Um marco importante para o drone-tanque da Marinha
A Marinha dos EUA alcançou um marco notável de infraestrutura em sua longa tentativa de integrar o MQ-25 Stingray às operações de porta-aviões. Segundo detalhes de um relatório de aquisição do Pentágono datado de 21 de abril de 2026, o porta-aviões USS Theodore Roosevelt tornou-se o primeiro superporta-aviões dos EUA totalmente operacional e passível de desdobramento equipado com um Unmanned Air Warfare Center capaz de apoiar o futuro MQ-25.
Isso não significa que a Marinha esteja pronta para começar voos operacionais de rotina amanhã. O mesmo relatório diz que o serviço agora mira alcançar a capacidade operacional inicial do MQ-25 em 2029, destacando como o programa continua anos atrás das expectativas anteriores. Ainda assim, o marco do Theodore Roosevelt importa porque desloca parte do desafio do trabalho conceitual e de demonstração para a tarefa prática de preparar navios, espaços e fluxos de trabalho do porta-aviões para uma aeronave não tripulada que terá de funcionar como parte normal da aviação embarcada.

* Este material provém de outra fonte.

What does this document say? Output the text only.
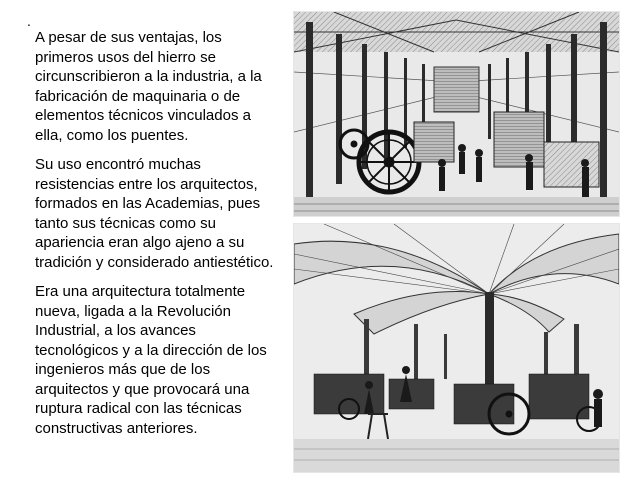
.

A pesar de sus ventajas, los primeros usos del hierro se circunscribieron a la industria, a la fabricación de maquinaria o de elementos técnicos vinculados a ella, como los puentes.

Su uso encontró muchas resistencias entre los arquitectos, formados en las Academias, pues tanto sus técnicas como su apariencia eran algo ajeno a su tradición y considerado antiestético.

Era una arquitectura totalmente nueva, ligada a la Revolución Industrial, a los avances tecnológicos y a la dirección de los ingenieros más que de los arquitectos y que provocará una ruptura radical con las técnicas constructivas anteriores.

O MQ-25 foi projetado para atuar como um drone-tanque baseado em porta-aviões. Esse papel pode parecer limitado, mas é estrategicamente importante. Uma aeronave-tanque amplia o alcance de jatos tripulados ao reabastecê-los em voo, o que pode aumentar o raio de missão e reduzir o tempo que os caças de ataque gastam realizando tarefas de reabastecimento para outras aeronaves. Assim, um drone-tanque funcional poderia ajudar os porta-aviões a usar suas alas aéreas tripuladas com mais eficiência.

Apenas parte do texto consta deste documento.